A sentença de 20-08-2014 condenou o INSS ao pagamento de pensão por morte no valor de um salário mínimo desde o requerimento administrativo em 24-08-2011.
De acordo com a Planilha de Cálculos da Justiça Federal (Programa JUSPREV II), de agosto de 2011 a agosto de 2014, a Autarquia Previdenciária não pagou à parte autora o valor de R$ 27.692,51 (vinte e sete mil, seiscentos e noventa e dois reais e cinquenta e um centavos), atualizados monetariamente, quantia equivalente a 38 salários mínimos, resultando, portanto, na condenação em montante manifestamente inferior a 60 (sessenta) salários-mínimos.

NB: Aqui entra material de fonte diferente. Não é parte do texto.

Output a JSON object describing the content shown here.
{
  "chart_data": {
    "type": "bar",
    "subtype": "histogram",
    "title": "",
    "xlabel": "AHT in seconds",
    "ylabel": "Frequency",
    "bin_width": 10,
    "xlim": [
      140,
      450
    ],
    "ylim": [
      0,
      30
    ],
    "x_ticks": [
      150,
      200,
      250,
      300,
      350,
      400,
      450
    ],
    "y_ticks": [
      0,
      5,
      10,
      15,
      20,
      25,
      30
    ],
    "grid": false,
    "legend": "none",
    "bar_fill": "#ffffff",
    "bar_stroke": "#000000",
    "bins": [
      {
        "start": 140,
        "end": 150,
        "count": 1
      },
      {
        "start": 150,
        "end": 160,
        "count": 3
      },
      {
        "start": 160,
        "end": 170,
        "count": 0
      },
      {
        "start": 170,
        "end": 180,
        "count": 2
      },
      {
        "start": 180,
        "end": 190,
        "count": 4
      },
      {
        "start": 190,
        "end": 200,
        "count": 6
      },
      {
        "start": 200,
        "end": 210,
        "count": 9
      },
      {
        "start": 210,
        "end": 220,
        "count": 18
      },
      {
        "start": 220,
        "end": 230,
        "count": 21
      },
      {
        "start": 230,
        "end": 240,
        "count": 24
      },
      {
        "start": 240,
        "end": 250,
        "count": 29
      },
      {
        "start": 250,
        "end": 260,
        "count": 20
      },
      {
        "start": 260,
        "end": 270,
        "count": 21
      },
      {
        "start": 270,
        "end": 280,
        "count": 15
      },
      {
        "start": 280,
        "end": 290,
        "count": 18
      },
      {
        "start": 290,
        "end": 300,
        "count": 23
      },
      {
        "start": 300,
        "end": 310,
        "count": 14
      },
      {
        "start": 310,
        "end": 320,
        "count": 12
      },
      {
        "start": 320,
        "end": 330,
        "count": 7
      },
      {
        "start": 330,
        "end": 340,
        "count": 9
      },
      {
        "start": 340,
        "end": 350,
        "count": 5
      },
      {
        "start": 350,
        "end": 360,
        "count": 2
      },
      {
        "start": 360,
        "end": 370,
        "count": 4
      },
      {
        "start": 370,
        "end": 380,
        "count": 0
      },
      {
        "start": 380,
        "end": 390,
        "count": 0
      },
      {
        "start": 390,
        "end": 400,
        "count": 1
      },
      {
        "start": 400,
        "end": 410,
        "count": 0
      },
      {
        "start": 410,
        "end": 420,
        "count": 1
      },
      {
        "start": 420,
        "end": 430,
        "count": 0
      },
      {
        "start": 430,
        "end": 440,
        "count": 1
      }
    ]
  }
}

Trata-se, como visto, de valor facilmente estimável, o que atribui liquidez ao julgado.
Cabe salientar que se a sentença sujeita a reexame necessário é a que condena a Fazenda Pública em valor não excedente a sessenta salários mínimos, impõe-se aferir o montante da condenação na data em que proferida. Valores sujeitos a vencimento futuro não podem ser considerados para este efeito, pois não é possível estimar por quanto tempo o benefício será mantido.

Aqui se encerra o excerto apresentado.